Being a porter in a building filled with Mexicans has renewed my spirit. Every Monday and Thursday when I take the trash to the curb, I think of Jesus washing the feet of his disciples and remind myself that the secret to eternal life is learning to serve others.
I don’t mind picking up chicken bones that were ripped from plastic bags by the numerous wild kittens that live among the dozen plastic trash cans outside.
Because it hasn’t snowed much this winter, I have taken it upon myself to sweep in front of the building at 3 p.m. when I know the little Mayan kids and Dominican teenagers are getting home from school. I am being paid nearly $200 a month and I feel my thorough work as a porter is a good lesson to the illegals who sometimes have a nasty attitude when doing such work. White people may be stuck-up in their brown eyes, but we take pride in where we live.
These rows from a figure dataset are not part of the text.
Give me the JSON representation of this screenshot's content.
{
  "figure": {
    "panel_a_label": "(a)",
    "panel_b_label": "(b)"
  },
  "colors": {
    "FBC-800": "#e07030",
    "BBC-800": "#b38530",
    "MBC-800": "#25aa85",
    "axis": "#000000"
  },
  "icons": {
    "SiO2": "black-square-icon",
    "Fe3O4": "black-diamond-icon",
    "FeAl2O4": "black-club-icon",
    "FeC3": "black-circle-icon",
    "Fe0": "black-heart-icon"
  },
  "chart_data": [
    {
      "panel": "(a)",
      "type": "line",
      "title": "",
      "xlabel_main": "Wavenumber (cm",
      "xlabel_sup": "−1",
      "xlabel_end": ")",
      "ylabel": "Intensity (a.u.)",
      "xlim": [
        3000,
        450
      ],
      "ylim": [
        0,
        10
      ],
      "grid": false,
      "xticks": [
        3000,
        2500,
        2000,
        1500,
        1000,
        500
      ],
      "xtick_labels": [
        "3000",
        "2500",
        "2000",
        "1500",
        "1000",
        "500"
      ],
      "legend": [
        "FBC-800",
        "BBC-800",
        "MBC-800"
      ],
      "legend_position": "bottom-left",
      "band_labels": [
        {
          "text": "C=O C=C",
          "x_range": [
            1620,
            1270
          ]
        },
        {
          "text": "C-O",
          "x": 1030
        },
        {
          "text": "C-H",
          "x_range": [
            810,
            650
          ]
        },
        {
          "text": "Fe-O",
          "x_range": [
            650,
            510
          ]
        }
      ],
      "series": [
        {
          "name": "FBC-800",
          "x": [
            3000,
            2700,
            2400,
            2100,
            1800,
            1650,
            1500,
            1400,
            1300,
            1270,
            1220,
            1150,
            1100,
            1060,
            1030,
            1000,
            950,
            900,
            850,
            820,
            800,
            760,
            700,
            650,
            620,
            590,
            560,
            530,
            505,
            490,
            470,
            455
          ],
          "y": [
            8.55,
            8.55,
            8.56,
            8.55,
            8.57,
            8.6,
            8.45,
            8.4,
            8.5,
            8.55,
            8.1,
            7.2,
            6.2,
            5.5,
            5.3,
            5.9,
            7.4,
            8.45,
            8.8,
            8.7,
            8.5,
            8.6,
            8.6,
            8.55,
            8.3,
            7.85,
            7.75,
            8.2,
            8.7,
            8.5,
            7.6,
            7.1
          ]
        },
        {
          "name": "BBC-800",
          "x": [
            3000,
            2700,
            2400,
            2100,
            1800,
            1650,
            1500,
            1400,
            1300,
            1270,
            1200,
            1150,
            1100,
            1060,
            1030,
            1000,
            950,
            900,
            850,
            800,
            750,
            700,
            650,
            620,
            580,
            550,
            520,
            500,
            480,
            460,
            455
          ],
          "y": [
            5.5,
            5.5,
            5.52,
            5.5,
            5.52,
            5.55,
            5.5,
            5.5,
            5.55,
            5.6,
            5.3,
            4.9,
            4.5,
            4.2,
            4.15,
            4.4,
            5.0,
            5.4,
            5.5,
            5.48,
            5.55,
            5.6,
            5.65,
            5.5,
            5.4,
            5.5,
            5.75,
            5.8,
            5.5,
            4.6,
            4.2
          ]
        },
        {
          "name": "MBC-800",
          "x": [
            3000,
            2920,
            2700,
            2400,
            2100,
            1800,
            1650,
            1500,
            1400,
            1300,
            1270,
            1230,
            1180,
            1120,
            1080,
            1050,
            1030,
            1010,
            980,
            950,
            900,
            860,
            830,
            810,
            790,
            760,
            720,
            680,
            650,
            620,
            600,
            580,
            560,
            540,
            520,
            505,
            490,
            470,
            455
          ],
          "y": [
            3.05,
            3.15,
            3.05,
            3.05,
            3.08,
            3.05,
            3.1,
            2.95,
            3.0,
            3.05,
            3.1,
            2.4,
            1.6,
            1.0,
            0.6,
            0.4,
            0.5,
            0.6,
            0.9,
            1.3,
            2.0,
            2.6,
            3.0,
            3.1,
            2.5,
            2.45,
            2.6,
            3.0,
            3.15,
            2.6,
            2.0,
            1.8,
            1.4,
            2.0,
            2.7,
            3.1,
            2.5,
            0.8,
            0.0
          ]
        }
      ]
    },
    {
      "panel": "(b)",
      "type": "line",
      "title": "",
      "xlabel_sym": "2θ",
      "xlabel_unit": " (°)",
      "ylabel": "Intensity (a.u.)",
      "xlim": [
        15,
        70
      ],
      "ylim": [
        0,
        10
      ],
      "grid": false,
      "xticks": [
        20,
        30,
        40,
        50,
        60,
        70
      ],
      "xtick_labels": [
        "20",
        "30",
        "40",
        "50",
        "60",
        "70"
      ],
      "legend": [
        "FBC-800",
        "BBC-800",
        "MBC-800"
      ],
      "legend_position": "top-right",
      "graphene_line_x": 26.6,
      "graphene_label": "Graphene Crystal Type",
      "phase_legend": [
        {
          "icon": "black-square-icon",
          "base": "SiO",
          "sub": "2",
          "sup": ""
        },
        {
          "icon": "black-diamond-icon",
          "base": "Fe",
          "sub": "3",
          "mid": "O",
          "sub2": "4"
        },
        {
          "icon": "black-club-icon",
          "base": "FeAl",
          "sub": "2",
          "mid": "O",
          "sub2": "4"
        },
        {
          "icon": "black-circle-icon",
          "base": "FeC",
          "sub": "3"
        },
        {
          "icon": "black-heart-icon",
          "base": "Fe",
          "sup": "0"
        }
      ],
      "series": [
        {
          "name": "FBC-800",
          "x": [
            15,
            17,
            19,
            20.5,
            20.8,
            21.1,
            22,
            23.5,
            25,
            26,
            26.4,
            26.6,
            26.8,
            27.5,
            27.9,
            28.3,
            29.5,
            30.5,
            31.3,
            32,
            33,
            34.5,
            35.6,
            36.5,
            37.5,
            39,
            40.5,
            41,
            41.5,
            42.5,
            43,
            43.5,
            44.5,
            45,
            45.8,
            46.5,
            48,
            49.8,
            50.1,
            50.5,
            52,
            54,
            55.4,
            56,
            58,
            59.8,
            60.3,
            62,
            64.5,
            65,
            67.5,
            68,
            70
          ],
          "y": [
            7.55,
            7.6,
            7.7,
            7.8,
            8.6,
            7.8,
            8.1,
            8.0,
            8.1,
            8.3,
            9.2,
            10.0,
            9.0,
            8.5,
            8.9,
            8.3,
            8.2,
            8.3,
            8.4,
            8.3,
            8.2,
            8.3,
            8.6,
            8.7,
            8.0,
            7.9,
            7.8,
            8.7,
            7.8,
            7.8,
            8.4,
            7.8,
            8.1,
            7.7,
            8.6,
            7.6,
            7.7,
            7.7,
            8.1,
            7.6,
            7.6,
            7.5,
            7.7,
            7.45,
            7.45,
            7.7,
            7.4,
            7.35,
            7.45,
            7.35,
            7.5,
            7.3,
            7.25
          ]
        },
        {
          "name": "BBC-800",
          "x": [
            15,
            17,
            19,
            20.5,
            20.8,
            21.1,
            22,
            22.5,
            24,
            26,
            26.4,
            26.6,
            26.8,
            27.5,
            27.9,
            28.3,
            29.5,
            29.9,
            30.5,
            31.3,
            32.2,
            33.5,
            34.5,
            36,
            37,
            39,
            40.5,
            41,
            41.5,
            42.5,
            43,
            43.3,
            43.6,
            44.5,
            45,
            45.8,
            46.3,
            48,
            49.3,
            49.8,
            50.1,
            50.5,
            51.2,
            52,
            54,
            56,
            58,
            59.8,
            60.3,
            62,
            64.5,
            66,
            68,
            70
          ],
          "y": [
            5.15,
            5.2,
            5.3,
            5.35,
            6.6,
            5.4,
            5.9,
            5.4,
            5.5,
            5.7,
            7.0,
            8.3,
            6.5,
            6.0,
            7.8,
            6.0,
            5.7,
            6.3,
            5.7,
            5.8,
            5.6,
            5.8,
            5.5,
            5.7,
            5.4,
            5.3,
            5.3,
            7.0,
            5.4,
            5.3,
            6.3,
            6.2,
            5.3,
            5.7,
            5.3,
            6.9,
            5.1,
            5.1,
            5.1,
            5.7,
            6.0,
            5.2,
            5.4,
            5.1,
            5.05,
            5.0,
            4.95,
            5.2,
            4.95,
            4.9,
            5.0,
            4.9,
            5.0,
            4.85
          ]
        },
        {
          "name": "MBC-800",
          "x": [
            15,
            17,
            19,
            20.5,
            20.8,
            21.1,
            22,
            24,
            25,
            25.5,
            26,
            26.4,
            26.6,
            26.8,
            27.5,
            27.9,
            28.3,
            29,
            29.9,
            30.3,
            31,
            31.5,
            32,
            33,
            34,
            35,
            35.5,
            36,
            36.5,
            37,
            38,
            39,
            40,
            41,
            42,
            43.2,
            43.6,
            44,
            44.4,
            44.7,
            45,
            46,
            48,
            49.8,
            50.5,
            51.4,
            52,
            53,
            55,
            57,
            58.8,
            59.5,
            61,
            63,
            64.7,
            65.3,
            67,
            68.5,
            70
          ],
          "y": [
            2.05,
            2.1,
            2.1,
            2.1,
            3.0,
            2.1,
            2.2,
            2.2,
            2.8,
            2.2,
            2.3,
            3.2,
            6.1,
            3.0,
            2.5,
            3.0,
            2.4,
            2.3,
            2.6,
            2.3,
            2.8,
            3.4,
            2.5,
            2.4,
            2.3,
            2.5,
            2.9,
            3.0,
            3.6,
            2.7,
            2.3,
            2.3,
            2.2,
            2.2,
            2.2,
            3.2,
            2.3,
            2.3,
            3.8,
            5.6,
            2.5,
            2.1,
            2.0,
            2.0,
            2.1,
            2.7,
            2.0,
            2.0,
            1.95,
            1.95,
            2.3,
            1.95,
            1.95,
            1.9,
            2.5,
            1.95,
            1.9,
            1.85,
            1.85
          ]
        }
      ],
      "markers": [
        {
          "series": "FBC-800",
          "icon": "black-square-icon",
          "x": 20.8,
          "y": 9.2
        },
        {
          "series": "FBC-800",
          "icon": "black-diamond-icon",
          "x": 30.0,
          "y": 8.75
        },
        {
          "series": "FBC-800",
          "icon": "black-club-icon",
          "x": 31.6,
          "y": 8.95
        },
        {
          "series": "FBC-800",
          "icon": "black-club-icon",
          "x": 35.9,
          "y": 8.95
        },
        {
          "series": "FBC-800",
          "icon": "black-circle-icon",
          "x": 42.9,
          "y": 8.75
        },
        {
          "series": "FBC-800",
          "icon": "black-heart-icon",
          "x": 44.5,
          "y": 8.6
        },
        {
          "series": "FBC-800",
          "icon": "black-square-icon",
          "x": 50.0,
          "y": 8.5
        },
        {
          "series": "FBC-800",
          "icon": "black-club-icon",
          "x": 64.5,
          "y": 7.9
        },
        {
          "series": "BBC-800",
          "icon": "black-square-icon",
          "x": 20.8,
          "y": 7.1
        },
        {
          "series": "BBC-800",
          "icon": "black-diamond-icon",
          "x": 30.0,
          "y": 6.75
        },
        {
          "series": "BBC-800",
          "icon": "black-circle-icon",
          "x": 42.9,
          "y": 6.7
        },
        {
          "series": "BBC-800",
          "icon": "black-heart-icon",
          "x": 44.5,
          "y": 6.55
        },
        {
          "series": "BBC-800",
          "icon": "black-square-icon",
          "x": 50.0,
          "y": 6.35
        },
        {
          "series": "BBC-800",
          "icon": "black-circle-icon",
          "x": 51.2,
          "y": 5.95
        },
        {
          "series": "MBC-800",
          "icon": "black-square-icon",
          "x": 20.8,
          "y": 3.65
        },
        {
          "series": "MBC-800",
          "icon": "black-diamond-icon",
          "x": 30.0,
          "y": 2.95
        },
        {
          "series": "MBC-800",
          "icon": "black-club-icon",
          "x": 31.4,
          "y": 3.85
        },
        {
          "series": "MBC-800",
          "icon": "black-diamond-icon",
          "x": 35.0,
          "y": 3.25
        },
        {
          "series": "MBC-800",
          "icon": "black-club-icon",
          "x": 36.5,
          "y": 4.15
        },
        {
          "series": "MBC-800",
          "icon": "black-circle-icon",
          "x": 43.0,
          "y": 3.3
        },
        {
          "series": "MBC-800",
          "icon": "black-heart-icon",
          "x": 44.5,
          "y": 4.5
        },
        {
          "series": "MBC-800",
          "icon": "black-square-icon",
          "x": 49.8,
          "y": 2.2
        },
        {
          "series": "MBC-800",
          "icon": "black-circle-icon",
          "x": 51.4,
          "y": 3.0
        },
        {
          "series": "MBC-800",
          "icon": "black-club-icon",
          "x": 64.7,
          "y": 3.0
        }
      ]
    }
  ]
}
With a dustpan on a stick and a broom I picked from the trash, I canvass the sidewalk as the children come home. “Hola” I say to each of them, and just to make them giggle I say “Holy” as I sweep up every little cigarette butt on the sidewalks surrounding our five story building.
Someone has been tossing Q-Tips from their bathroom window. I have never seen so much wax in my life. Every Monday and every Thursday there are two or three more in the exact same spot outside, stuck to the cement like gum. My stomach churns. I try to ignore what it is I’m doing and simply sweep up the trash, but I would rather wash their stinky little feet.